Leadership Management

Performance Management – Great Bosses Versus Great Leaders

Pop media has a bad habit of taking a seemingly innocuous observation and blowing it way out of proportion, asserting that one opinion or side of the issue is superior and completely ignoring the advantages of the other. One such instance of this is recent insinuations that “leaders” are better than “bosses,” and that they are mutually exclusive, but can we say that this is fundamentally so? Probably not. Being a leader or being a boss is a specific choice made by managers as a way to adopt a performance management style.

At its core, performance management is defined as “the systematic process by which an agency involves its employees, as individuals and members of a group, in improving organizational effectiveness in the accomplishment of agency mission and goals” (Office of Personnel Management). Performance management addresses many organizational goals, including planning and setting expectations, periodically rating and monitoring performance, and especially encouraging professional development and continuing capacity. Performance management completes these objectives by approaching the process systematically. First, changes to the current program must be outlined using an analytical, practical approach. Next, the company may wish to harvest the opinion of their current employees regarding the existing system. Third, the new strategy is implemented and employee performance is evaluated and reviewed. Finally, the process is streamlined by establishing a workflow that facilitates regular performance management and incorporates technology where appropriate (www.pdri.com).
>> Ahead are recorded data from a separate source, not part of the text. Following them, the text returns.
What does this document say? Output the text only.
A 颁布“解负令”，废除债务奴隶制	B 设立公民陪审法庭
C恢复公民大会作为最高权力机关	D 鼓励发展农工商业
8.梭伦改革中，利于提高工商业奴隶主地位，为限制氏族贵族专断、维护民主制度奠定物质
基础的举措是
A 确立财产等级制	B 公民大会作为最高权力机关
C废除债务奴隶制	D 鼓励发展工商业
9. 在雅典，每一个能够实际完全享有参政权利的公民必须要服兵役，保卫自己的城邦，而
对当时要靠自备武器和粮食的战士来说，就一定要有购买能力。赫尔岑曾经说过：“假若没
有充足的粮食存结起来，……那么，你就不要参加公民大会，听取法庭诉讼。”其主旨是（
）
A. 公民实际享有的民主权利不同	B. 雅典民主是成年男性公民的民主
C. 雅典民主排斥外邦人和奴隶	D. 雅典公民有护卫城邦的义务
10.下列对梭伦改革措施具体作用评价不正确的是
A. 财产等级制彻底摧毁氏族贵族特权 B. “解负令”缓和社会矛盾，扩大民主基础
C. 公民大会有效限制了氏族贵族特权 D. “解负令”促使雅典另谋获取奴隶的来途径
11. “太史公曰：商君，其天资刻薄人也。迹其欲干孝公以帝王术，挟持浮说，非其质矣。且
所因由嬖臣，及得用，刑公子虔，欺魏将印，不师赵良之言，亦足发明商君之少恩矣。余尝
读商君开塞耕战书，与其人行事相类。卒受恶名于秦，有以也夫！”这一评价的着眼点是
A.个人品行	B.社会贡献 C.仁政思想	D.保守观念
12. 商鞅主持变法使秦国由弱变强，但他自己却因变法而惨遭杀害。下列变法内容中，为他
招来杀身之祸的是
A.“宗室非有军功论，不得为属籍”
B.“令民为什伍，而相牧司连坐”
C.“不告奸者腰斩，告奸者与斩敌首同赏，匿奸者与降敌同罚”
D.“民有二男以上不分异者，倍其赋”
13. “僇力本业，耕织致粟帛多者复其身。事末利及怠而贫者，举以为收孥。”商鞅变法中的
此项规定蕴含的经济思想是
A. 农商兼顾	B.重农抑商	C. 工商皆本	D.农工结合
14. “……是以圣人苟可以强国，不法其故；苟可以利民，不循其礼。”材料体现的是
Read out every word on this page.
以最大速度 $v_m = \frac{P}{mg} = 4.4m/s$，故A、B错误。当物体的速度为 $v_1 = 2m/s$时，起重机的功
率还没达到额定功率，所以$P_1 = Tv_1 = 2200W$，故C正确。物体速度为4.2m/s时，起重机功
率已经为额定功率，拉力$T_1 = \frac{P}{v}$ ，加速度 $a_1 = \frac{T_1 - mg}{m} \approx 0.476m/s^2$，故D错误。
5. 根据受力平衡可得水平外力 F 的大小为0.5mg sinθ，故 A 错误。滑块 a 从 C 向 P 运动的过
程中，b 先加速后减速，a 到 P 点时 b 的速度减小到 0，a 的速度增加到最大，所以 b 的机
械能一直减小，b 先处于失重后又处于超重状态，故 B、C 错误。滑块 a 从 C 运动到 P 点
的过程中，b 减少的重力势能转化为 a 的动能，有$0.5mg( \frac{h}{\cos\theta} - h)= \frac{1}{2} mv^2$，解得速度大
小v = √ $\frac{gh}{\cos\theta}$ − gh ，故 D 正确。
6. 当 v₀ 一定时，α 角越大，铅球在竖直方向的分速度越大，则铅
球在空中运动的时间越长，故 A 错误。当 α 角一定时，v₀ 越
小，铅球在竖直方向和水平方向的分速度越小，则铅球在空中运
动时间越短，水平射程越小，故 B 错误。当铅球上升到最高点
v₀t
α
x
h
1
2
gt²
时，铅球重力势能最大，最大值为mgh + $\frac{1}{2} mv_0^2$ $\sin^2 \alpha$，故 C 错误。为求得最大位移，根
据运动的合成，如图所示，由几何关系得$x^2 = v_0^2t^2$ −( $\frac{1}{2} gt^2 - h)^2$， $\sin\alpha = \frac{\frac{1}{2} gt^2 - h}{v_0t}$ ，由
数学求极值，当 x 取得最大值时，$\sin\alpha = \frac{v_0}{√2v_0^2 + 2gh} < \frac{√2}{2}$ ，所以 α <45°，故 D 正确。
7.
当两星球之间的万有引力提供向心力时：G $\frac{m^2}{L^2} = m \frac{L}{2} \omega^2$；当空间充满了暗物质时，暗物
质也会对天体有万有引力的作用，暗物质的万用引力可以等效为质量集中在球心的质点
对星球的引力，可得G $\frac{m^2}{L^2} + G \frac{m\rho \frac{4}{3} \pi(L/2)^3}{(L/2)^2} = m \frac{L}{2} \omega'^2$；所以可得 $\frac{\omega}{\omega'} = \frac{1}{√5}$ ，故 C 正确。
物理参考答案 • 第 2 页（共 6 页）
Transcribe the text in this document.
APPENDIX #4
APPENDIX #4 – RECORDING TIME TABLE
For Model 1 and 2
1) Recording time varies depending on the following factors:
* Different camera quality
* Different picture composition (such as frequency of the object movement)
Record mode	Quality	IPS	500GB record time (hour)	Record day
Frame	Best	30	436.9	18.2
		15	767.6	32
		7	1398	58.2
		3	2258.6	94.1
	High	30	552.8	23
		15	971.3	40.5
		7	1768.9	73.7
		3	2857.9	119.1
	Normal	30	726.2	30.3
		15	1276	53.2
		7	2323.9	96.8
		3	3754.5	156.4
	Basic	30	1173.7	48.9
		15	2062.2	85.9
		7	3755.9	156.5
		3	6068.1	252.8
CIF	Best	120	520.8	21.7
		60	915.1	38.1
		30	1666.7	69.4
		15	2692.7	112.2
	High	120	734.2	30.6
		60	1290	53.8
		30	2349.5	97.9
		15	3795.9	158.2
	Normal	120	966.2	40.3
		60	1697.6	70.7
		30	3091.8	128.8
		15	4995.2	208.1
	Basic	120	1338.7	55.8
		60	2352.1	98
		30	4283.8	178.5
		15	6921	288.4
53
How Does a Boss Implement Effective Performance Management?

“Boss” has taken on a more derogatory connotation in recent years, and is often portrayed as somehow inferior, or at least underdeveloped than the “leader.” However, we need to reclaim the concept of a “boss” and understand that performance management can require a “boss” mentality as well as a “leader” mentality, given the needs of the workforce in question.

According to an article by Alan O’Rourke from Linkedin, “boss” represents power and control, and this is true, but he implies that bosses automatically abuse their power and control, which is less true. However, the reality is that as companies evaluate and evolve their performance management techniques, they may experience some pushback from some of their employees. In a case such as this, managers may need to wear the “boss hat” and firmly execute their performance management processes. Bosses are more responsible for practical leadership, which they favor over the inspirational leadership of leaders. From a performance management perspective, this results in what can easily be misconstrued as a cold, heavy-handed, or inflexible approach to management.

Sometimes, though, performance management processes demand this approach, especially during the planning and evaluation phases. The planning phase demands a practical look at what the new performance management strategy will measure and what it will determine, which may include decisions like pay raises, department reductions, and employee development. Similarly, the evaluation phase of the performance management process requires that same objective mind that characterizes “boss” leadership. If performance management is meeting its goals, reprimands may be given out with one hand and rewards with the other.

A Snapshot of Leaders in Performance Management

As a manager, other portions of the performance management process hold up better under the guidance of an inspirational leader rather than a practical boss. When gathering the opinions of your employees and especially when reviewing their performances, the inspirational attitude of a leader who believes in the capability of his or her employees is a much greater boon than the potentially demeaning or callous attitude a “boss” may give off.

Opinion gathering is a portion of the performance management process that allows employees to take control of their company and their own performance (prdi.com), which is one of the best things a company can do to improve retention. From a performance management perspective, leaders who involve their employees in the decision-making process communicate that the employees’ opinion matters, and consequently the structure of the performance management strategy becomes a balance between the needs and expectations of HR and the desires of those who will be evaluated. The result? A more inspirational form of performance management that speaks to the strong leadership capabilities of the manager, outside of his or her ability to also “be the boss.”

As for performance review, what day is more nerve-wracking for employees than review day, and more crucial to the future of the company? In this portion of performance management, guiding leadership is absolutely critical to positive, inspiring push towards employee development, which may take many forms, including training or assignments, according the OPM. The manager wearing the leader hat rather than the boss hat makes strides towards collaborating with the employee in order to achieve their shared performance management goals, rather than firing off a few boxes to check and sending the employee back to the floor. Leadership-minded management facilitates growth rather than heaving responsibility onto the backs of employees.

The Balance: Performance Management Demands Leaders and Bosses

In short, performance management is a delicate process that demands a balance between the practical nature of bosses and the inspirational nature of leaders. The good news? Practicality and inspiration are skills that can be learned and applied by managers of all personality types and styles to any performance management situation.